“Decenni di maree nere non ci hanno insegnato niente. Dopo tante promesse di “rivoluzione verde” e Green Economy, agli inizi di aprile 2010, Barak Obama ha ridato il via alle esplorazioni petrolifere offshore negli USA, dopo una lunga moratoria. Un pedaggio pagato alle lobby petrolifere per far passare un “Climate Bill”(la legislazione per la riduzione delle emissioni di gas serra) che riduce le emissioni degli USA solo del 4% rispetto al 1990 (anno di riferimento del Protocollo di Kyoto). Obama è stato subito ripagato da BP, proprietaria della Deepwater Horizon, con una marea nera che lascerà il segno”. Questo il commento a dir poco profetico pubblicato da Greenpeace lo scorso 4 maggio riguardo all’esplosione della piattaforma petrolifera Deepwater Horizon, di proprietà della Beyond Petroleum ex British Petroleum, nel Golfo del Messico che sta provocando danni incalcolabili alle comunità e all’ambiente.

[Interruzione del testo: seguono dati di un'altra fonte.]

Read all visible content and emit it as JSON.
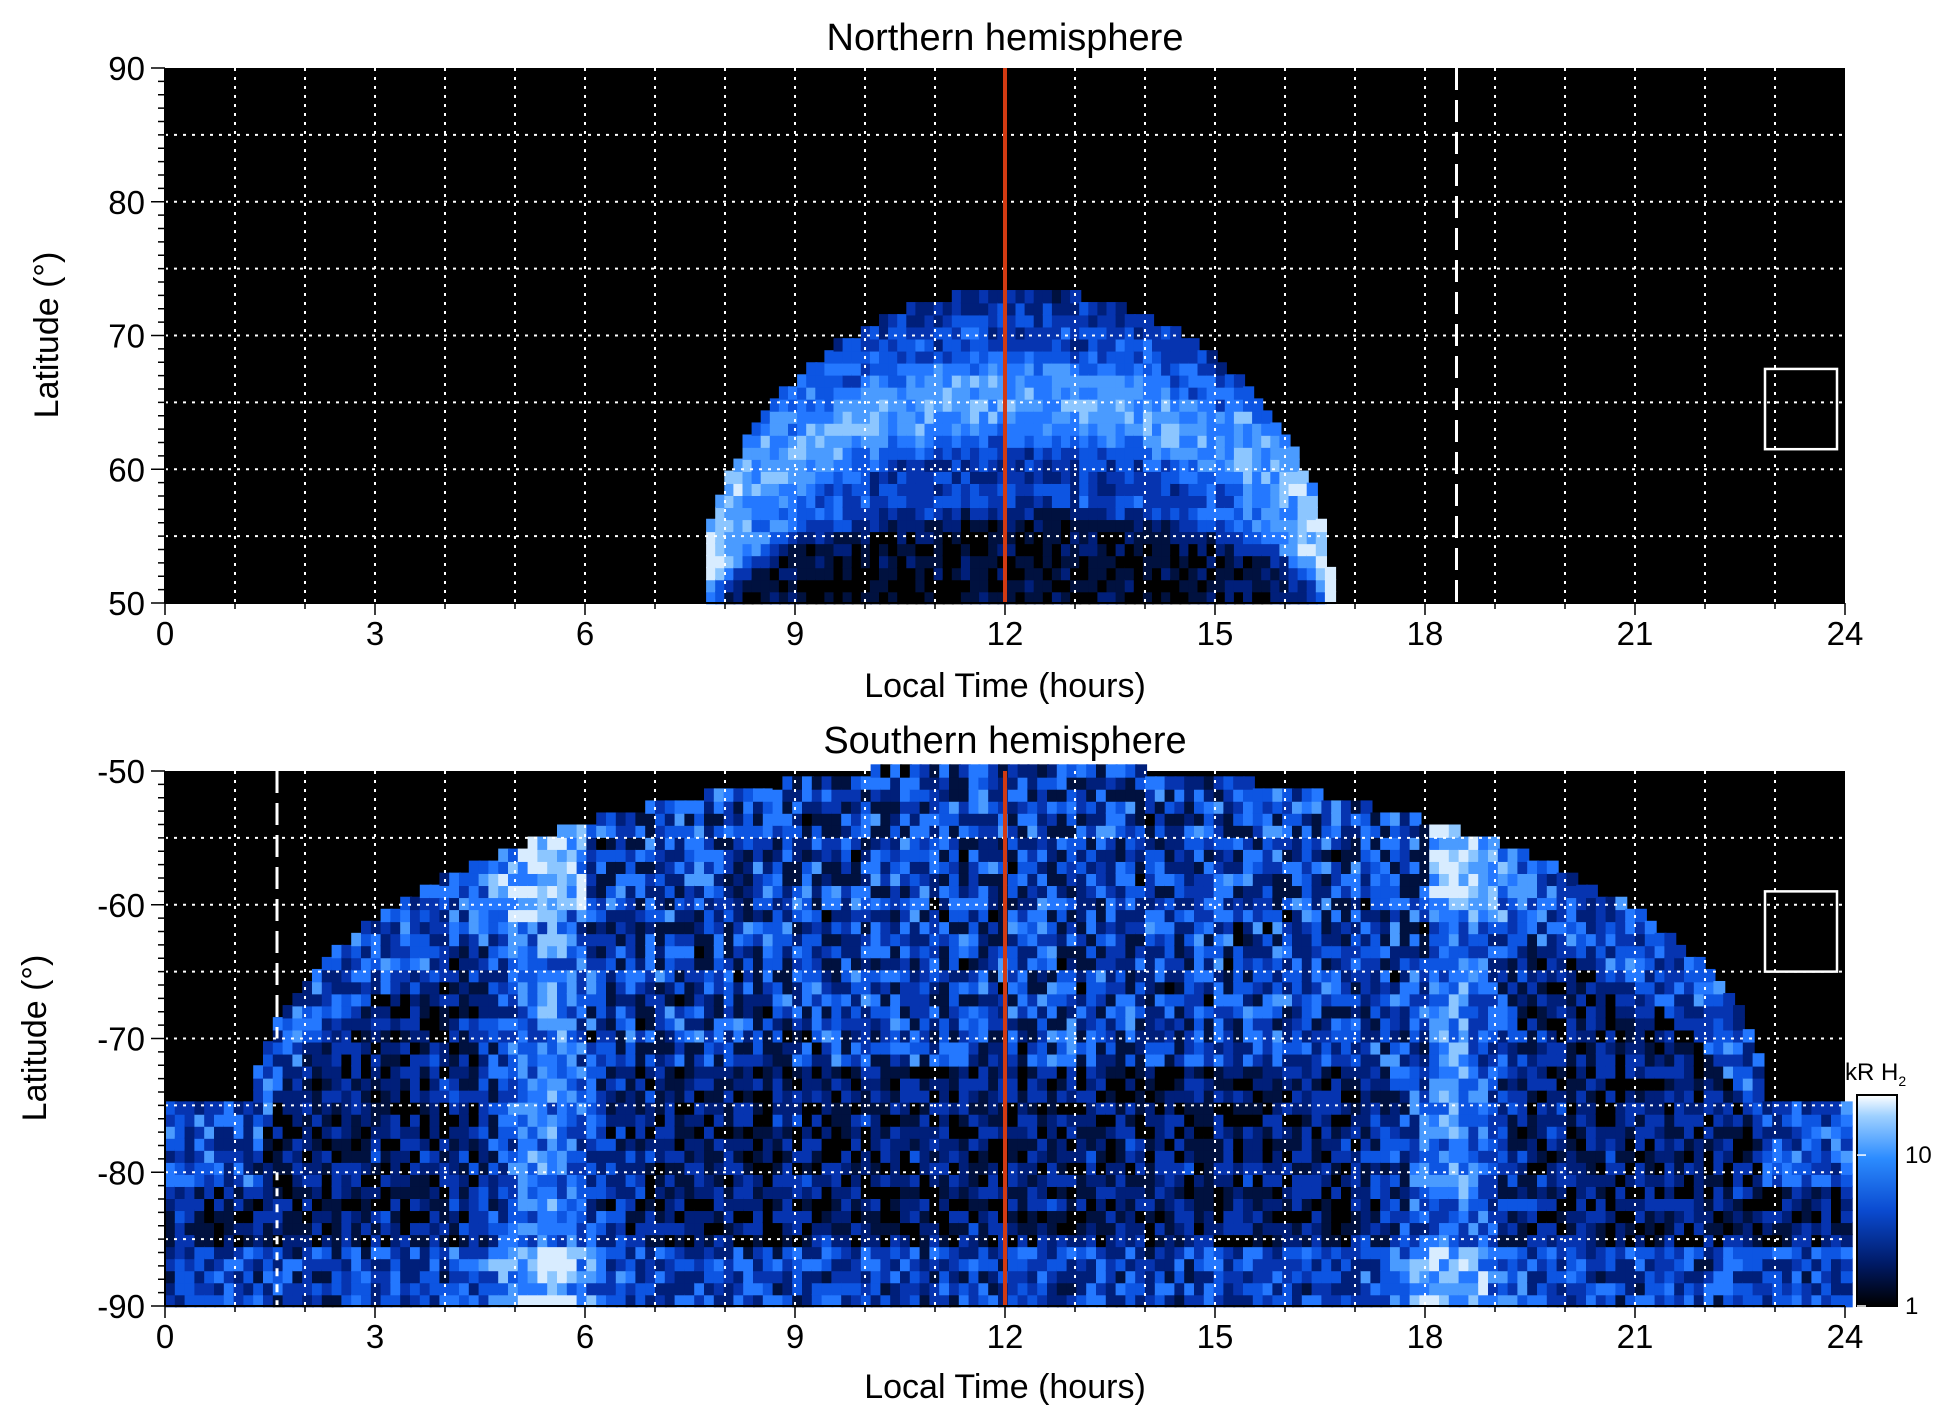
{
  "chart_data": [
    {
      "type": "heatmap",
      "title": "Northern hemisphere",
      "xlabel": "Local Time (hours)",
      "ylabel": "Latitude (°)",
      "xlim": [
        0,
        24
      ],
      "ylim": [
        50,
        90
      ],
      "xticks": [
        "0",
        "3",
        "6",
        "9",
        "12",
        "15",
        "18",
        "21",
        "24"
      ],
      "yticks": [
        "50",
        "60",
        "70",
        "80",
        "90"
      ],
      "grid": true,
      "background": "#000000",
      "noon_line_x": 12,
      "noon_line_color": "#d23a12",
      "dashed_line_x": 18.45,
      "emission_region": {
        "lt_range": [
          7.6,
          16.6
        ],
        "peak_latitude": 73,
        "main_oval_latitude": 65,
        "inner_ring_latitude": 57.5
      },
      "reference_box": {
        "lt_range": [
          23.0,
          24.0
        ],
        "lat_range": [
          61.5,
          67.5
        ]
      }
    },
    {
      "type": "heatmap",
      "title": "Southern hemisphere",
      "xlabel": "Local Time (hours)",
      "ylabel": "Latitude (°)",
      "xlim": [
        0,
        24
      ],
      "ylim": [
        -90,
        -50
      ],
      "xticks": [
        "0",
        "3",
        "6",
        "9",
        "12",
        "15",
        "18",
        "21",
        "24"
      ],
      "yticks": [
        "-90",
        "-80",
        "-70",
        "-60",
        "-50"
      ],
      "grid": true,
      "background": "#000000",
      "noon_line_x": 12,
      "noon_line_color": "#d23a12",
      "dashed_line_x": 1.6,
      "emission_region": {
        "lt_range": [
          0,
          24
        ],
        "min_latitude": -75,
        "main_oval_lt_dawn": 5.4,
        "main_oval_lt_dusk": 18.3
      },
      "reference_box": {
        "lt_range": [
          23.0,
          24.0
        ],
        "lat_range": [
          -65,
          -59
        ]
      },
      "colorbar": {
        "label": "kR H",
        "label_subscript": "2",
        "scale": "log",
        "range": [
          1,
          25
        ],
        "tick_labels": [
          "1",
          "10"
        ],
        "tick_values": [
          1,
          10
        ],
        "colors": [
          "#000000",
          "#001a66",
          "#0a4ad0",
          "#2c8cff",
          "#9ed0ff",
          "#ffffff"
        ]
      }
    }
  ]
}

Oggi martedì 18 maggio, dopo ben due settimane, gli attivisti dell’organizzazione non governativa tornano sul proprio sito web pubblicando del materiale fotografico che testimonia come nessun passo avanti è stato fatto nell’arginare la marea nera. Le foto pubblicate mostrano come la marea sia giunta gia sulle coste americane, in particolare nell’area di Sauth Pass, in Louisiana, vicino alla foce del fiume Missisipi. Gli attivisti, allontanati immediatamente dalla Guardia Costiera, denunciano come “la reale fuoruscita di petrolio sia ben dieci volte più grande di quanto dichiarato da BP: ecco perché si cerca di nascondere agli occhi dell’opinione pubblica l’entità di questo disastro. Prima avvelenano il mare con i disperdenti chimici per far sparire il petrolio e adesso allontanano chi cerca di monitorare e documentare l’espandersi del disastro“.
Ancora: “È passato più di un mese e il pozzo non è ancora stato chiuso. È ormai sotto gli occhi di tutti che non esistono misure preventive o sufficienti tecnologie di pronto intervento: il rischio delle perforazioni petrolifere offshore è troppo alto per l’ambiente e per le popolazioni”. La situazione è ancor più preoccupante se si pensa che in documenti ufficiali compilati prima di ricevere l’autorizzazione per queste esplorazioni petrolifere la Beyond Petroleum affermava che era improbabile si verificasse una catastrofe, e che, in caso di disastro, le 50 miglia di distanza dalla costa avrebbero reso altrettanto improbabile un interessamento della costa.
La portata di questo disastro non sembra però aver fatto cambiare idea alle società petrolifere e ai Governi riguardi a questo tipo di perforazioni infatti, come denuncia Greenpeace, è di pochi giorni fa la notizia che i piani della Shell per iniziare perforazioni petrolifere in Alaska stanno andando avanti, mentre anche nel nostro Mediterraneo le richieste di autorizzazioni aumentano, soprattutto in Adriatico e nel Canale di Sicilia.